China's lines are some where closer to the state, making the country a kind of state capitalism (if the lines are closer to the market, then you have a neoclassical model, auto-equilibrium market, so to speak, and if they are in the middle, we are talking about developmental regulatory models)
And Chinese state capitalism is not only about the state heavily regulated economic activities (both supply/demand) but depending on circumstances, 'crony capitalists', those who align their business with state purposes, have to contribute quite actively to specific state demands. My sister and her husband own a small factory in China, and recently, they are often 'politely' asked to donate money to their local government (often tens of thousands of dollars). And good lord, they have so many difficulties locating these expenses on the balance sheet.
This kind of practices has been escalating with Xi, who is speaking the old language of building a 'revolutionary' China (the rejuvenation rhetoric amidst the Taiwan crisis). And if my economic history is correct, a 'revolutionary China' would require a totalising 'national economy' (you can always google the Great Leap Forward).

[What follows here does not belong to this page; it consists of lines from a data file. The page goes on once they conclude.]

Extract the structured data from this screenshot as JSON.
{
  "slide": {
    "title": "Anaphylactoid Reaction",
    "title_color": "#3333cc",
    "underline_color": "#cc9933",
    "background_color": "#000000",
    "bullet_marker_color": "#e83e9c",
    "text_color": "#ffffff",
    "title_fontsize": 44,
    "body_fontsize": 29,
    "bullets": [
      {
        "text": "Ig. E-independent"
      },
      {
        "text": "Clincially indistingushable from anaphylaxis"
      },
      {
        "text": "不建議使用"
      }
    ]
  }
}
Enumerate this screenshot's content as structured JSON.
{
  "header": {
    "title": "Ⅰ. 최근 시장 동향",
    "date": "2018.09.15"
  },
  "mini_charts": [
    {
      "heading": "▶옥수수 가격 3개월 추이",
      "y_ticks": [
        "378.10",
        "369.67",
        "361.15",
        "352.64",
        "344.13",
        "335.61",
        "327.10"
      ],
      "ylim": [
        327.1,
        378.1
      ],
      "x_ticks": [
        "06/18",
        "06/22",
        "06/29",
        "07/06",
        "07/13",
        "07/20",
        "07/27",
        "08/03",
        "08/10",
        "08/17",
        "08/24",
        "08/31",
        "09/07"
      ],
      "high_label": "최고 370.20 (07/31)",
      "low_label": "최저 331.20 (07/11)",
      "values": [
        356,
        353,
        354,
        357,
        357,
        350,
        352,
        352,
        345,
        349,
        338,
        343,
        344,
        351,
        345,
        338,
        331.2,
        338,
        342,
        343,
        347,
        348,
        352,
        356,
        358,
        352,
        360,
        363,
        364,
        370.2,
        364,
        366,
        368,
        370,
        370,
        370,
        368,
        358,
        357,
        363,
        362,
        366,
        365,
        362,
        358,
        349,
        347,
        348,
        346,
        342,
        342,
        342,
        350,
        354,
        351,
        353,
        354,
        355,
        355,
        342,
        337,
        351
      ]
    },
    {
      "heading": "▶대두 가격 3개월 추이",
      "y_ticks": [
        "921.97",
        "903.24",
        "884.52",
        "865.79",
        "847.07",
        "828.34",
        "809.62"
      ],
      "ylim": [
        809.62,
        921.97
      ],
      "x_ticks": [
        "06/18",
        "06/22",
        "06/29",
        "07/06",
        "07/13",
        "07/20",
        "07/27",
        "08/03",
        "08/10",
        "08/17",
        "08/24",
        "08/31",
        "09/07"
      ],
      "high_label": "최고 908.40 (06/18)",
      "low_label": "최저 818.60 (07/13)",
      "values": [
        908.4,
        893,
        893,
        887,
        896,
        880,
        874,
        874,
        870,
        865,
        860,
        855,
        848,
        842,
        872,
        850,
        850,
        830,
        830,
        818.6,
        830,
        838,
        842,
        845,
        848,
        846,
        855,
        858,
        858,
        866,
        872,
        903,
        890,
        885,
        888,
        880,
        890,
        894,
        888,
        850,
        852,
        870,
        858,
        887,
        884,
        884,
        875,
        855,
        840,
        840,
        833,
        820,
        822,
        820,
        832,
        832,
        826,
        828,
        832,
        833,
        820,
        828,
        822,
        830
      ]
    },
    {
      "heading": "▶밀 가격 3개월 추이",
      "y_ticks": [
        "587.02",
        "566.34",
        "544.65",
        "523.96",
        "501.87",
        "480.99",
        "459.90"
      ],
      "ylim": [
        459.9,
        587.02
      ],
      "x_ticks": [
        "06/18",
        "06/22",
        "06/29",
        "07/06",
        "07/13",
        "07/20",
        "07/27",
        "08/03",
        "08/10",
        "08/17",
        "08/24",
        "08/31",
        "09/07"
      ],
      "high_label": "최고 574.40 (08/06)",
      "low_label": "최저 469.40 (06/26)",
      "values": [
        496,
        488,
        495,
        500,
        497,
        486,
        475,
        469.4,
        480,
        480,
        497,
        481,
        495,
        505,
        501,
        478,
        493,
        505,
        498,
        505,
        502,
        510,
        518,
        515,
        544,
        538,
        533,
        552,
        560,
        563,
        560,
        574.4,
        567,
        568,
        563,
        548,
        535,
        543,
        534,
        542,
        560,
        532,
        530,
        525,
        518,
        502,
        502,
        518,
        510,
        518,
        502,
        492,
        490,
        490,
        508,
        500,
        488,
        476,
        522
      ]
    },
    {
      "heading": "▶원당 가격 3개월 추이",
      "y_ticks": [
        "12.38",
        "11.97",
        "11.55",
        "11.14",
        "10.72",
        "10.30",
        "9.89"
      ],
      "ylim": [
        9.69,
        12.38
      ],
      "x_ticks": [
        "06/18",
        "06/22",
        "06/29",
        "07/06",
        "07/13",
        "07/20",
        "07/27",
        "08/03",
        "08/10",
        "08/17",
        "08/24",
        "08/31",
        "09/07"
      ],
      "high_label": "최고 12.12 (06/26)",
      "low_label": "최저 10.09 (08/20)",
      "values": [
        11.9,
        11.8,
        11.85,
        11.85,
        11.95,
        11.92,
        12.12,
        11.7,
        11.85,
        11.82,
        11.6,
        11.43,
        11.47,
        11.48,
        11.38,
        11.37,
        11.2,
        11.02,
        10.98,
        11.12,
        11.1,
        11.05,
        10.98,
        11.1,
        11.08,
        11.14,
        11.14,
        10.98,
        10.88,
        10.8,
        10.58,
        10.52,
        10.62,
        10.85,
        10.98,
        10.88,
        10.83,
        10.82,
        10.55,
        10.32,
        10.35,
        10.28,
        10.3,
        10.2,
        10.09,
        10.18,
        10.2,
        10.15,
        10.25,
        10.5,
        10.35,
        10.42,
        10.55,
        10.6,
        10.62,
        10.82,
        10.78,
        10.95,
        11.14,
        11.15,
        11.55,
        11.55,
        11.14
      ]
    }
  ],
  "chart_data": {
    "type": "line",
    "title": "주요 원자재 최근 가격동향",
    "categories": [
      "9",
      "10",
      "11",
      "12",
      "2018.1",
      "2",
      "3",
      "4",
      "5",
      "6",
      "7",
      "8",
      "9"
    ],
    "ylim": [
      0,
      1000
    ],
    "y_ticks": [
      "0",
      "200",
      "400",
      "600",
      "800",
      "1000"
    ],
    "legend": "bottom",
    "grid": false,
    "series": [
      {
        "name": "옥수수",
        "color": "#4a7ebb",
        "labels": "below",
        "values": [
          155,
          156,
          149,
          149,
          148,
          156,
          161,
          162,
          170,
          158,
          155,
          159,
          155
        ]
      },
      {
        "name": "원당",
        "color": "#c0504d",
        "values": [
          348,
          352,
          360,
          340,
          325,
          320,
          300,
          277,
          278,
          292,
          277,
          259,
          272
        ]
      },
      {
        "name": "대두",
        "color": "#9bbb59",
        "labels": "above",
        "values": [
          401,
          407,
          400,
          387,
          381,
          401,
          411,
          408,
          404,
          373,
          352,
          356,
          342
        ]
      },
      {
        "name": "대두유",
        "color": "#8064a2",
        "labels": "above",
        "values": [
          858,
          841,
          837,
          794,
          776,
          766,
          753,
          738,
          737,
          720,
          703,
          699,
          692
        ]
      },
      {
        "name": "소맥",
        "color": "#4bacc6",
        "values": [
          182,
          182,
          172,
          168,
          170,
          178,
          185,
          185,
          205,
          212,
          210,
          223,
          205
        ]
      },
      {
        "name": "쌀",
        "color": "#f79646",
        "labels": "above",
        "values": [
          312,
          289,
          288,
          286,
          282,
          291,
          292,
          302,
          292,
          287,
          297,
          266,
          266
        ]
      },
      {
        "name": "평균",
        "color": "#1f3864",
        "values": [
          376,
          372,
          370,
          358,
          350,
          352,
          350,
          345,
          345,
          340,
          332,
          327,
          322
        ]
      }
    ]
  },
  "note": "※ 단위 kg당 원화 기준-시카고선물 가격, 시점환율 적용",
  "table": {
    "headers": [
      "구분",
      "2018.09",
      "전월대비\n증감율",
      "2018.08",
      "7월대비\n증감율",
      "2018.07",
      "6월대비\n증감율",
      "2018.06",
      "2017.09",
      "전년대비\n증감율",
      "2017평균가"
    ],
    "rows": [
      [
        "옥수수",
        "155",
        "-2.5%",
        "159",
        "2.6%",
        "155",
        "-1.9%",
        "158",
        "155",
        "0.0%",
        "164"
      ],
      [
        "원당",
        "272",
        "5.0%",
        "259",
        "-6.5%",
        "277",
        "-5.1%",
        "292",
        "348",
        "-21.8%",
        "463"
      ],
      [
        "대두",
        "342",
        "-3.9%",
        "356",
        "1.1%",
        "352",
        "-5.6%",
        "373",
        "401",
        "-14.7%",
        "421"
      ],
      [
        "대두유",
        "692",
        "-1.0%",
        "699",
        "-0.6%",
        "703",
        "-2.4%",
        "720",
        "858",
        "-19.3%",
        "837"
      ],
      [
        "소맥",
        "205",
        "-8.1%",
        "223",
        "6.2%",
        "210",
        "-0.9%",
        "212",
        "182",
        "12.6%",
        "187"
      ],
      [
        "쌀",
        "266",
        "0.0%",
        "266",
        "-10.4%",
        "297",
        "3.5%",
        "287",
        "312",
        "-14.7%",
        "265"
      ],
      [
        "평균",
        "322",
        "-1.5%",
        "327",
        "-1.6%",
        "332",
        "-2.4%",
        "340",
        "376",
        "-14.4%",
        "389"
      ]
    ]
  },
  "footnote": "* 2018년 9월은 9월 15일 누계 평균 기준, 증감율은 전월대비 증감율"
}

The implication, from a political economic standpoint, is that money from a big crony capitalist like Sunning to Inter would be heavily monitored and repurposed. My sense is that our owner does not lack money to maintain the club, the problem is that they need good 'justification' to spend their money at Inter. How do they fit Inter in the larger scheme of things?
I posed the question a couple months ago, but I wonder to what extent the government is not letting Suning sell Inter (versus Zhang not wanting to).